For example each driver, even in a traffic jam, is not gonna accelerate or hit the breaks at exactly the same time. The slight delay between when the driver (and thus the phone) moves versus when the vehicle moves is another give away.
Blue-tooth or even sonic distance (using subaudiable pings) to other phones would be another tell.
In this way a vehicle and who is traveling together can be identified by the details of their relative motion.
Whichever google engineer fixes this exploit, will probably do something like I just mentioned.
Or they might just identify the car capacity of a road and set a threshold to ignore it for 'unphyisical' reported usage. -
cprn16601y@Wisecrack Vanilla GPS tech is (and was back then) accurate within 5 metres (16 feet).
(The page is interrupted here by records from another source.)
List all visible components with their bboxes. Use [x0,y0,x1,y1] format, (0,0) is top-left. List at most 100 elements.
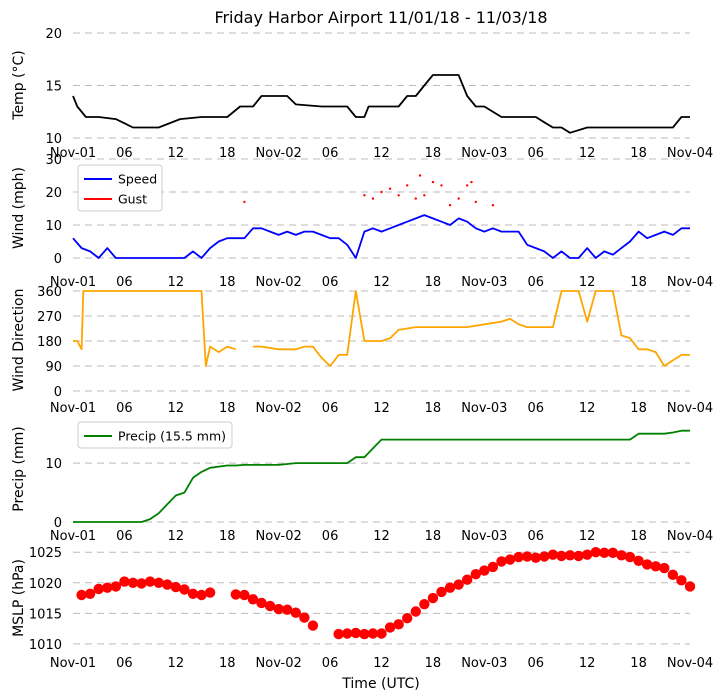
pressure-point [659,562,670,574]
y-tick-label: 1010 [29,638,62,653]
pressure-point [247,594,259,605]
y-tick-label: 20 [45,27,62,42]
x-tick-label: 18 [425,529,442,544]
pressure-point [504,554,516,565]
x-tick-label: 18 [425,656,442,671]
pressure-point [136,578,147,589]
pressure-point [127,577,139,588]
pressure-point [359,628,370,640]
x-tick-label: Nov-02 [256,275,302,290]
pressure-point [230,589,242,600]
pressure-point [170,581,182,593]
gust-point [431,180,435,184]
precip-plot-area: 0 10 Nov-01 06 12 18 Nov-02 06 12 18 Nov-03 06 12 18 N… [45,421,713,544]
pressure-point [453,579,464,590]
pressure-point [444,582,456,593]
pressure-point [633,555,644,566]
legend-box [77,421,233,449]
x-tick-label: 06 [322,275,339,290]
figure-title: Friday Harbor Airport 11/01/18 - 11/03/1… [214,8,547,27]
pressure-point [676,575,687,586]
pressure-point [299,612,310,623]
x-tick-label: 18 [219,656,236,671]
x-tick-label: 06 [527,529,544,544]
x-tick-label: 12 [168,401,185,416]
pressure-point [427,592,439,604]
pressure-point [479,565,490,576]
y-tick-label: 10 [45,457,62,472]
x-tick-label: Nov-04 [667,275,713,290]
x-tick-label: Nov-03 [461,275,507,290]
pressure-point [350,627,361,639]
x-tick-label: 06 [527,275,544,290]
pressure-point [179,584,190,595]
x-tick-label: 12 [579,529,596,544]
pressure-point [342,628,353,639]
x-tick-label: Nov-01 [50,401,96,416]
pressure-point [461,574,473,585]
pressure-point [264,600,276,612]
legend-label: Speed [118,172,157,187]
pressure-point [290,607,302,618]
x-tick-label: 12 [579,401,596,416]
gust-point [371,197,375,200]
x-tick-label: 06 [322,529,339,544]
y-tick-label: 10 [45,132,62,147]
pressure-point [624,551,636,563]
gust-point [457,197,460,200]
y-tick-label: 0 [54,252,62,267]
pressure-point [530,552,541,563]
pressure-point [76,589,87,601]
gust-point [243,200,246,204]
wind-direction-plot-area: 0 90 180 270 360 Nov-01 06 12 18 Nov-02 06 12 18 Nov-… [37,285,713,416]
x-tick-label: Nov-01 [50,529,96,544]
pressure-point [273,603,284,615]
x-tick-label: 18 [630,529,647,544]
x-tick-label: 18 [630,656,647,671]
x-tick-label: 06 [116,275,133,290]
x-tick-label: 18 [219,401,236,416]
y-tick-label: 1015 [29,607,62,622]
pressure-point [153,577,164,588]
pressure-point [84,588,96,599]
temperature-series-line [72,74,690,134]
pressure-point [119,576,130,587]
pressure-point [239,589,250,601]
x-tick-label: Nov-04 [667,529,713,544]
x-tick-label: 06 [322,656,339,671]
x-tick-label: 12 [168,529,185,544]
pressure-point [376,628,387,639]
wind-ylabel: Wind (mph) [11,167,27,249]
pressure-point [256,597,267,609]
pressure-point [667,569,679,581]
pressure-point [581,549,593,560]
x-tick-label: 18 [219,146,236,161]
pressure-point [307,620,319,631]
x-tick-label: 18 [219,275,236,290]
pressure-point [564,550,576,561]
y-tick-label: 270 [37,310,62,325]
x-tick-label: 12 [579,275,596,290]
pressure-point [496,556,507,567]
x-tick-label: Nov-03 [461,656,507,671]
x-tick-label: 12 [373,656,390,671]
x-tick-label: Nov-03 [461,146,507,161]
pressure-point [187,588,199,599]
x-tick-label: Nov-02 [256,529,302,544]
pressure-point [204,587,216,598]
gust-point [418,174,422,177]
pressure-point [556,550,567,562]
y-tick-label: 15 [45,80,62,95]
pressure-point [599,547,610,559]
y-tick-label: 0 [54,385,62,400]
pressure-point [410,606,421,617]
pressure-point [110,581,122,592]
gust-point [470,180,473,184]
temperature-plot-area: 10 15 20 Nov-01 06 12 18 Nov-02 06 12 18 Nov-03 06 12… [45,27,713,161]
gust-point [414,197,417,200]
y-tick-label: 1025 [29,546,62,561]
wind_direction-series-line [73,290,690,367]
gust-point [406,184,409,187]
pressure-point [487,561,499,573]
x-tick-label: 12 [373,529,390,544]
Software and things like RTT made it possible to narrow that to 1m (3ft) about 5 years ago. Google took advantage immediately increasing the value of data from modern devices. How many people can you get in 1m radius? Even if each of them held 3 phones, it'd make no sense to accept almost identical GPS data from 10+ devices. You don't need anything fancy on the client side. So if these phones had that level of accuracy, they'd be ignored due to data redundancy being considered an error and if they didn't, they'd be almost ignored due to low data value. In both cases 100 phones pulled in a cart couldn't do the trick.